Find the Difference
Problem
Strings s and t are anagrams except t has exactly one extra letter inserted at a random position. Return that extra letter.
s = "abcd", t = "abcde""e"def find_the_difference(s, t):
x = 0
for c in s: x ^= ord(c)
for c in t: x ^= ord(c)
return chr(x)
function findTheDifference(s, t) {
let x = 0;
for (const c of s) x ^= c.charCodeAt(0);
for (const c of t) x ^= c.charCodeAt(0);
return String.fromCharCode(x);
}
class Solution {
public char findTheDifference(String s, String t) {
int x = 0;
for (char c : s.toCharArray()) x ^= c;
for (char c : t.toCharArray()) x ^= c;
return (char) x;
}
}
char findTheDifference(string s, string t) {
int x = 0;
for (char c : s) x ^= c;
for (char c : t) x ^= c;
return (char) x;
}
Explanation
Both strings contain the same letters except t has one extra. The slick way to find that extra letter is to XOR every character of both strings together.

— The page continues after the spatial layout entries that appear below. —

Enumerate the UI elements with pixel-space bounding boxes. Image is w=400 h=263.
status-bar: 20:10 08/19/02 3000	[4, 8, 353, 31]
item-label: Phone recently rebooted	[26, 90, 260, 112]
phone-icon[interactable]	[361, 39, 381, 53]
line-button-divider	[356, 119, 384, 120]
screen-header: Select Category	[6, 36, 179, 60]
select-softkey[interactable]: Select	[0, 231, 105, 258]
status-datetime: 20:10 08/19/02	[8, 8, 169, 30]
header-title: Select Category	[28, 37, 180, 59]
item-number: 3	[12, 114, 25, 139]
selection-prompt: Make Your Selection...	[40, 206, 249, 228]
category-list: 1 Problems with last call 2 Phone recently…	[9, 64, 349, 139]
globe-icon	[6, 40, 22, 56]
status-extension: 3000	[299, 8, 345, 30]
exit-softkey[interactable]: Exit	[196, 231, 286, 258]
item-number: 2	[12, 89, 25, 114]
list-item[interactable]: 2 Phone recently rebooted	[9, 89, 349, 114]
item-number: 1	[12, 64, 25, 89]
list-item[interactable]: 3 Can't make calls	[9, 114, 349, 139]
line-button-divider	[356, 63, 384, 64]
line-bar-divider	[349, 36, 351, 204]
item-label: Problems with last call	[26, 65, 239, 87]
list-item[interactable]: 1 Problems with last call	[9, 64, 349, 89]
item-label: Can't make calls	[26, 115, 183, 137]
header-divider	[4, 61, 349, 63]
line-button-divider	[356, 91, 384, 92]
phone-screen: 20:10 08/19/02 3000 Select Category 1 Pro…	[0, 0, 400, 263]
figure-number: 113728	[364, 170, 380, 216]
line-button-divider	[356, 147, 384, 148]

The two magic facts behind XOR are x ^ x = 0 and x ^ 0 = x.
Because every shared character appears once in s and once in t, it gets XOR-ed twice and cancels out to zero. The one letter that appears only in t has no partner to cancel with, so it is the only thing left in our running value x.
We XOR the numeric code of each character into x, then turn the surviving number back into a character at the end.
Example: s = "abcd", t = "abcde". The a, b, c, d each appear twice and cancel, leaving only the code of 'e'. Converting that back gives "e".
This uses just one integer of memory and a single pass over both strings, with no counting tables needed.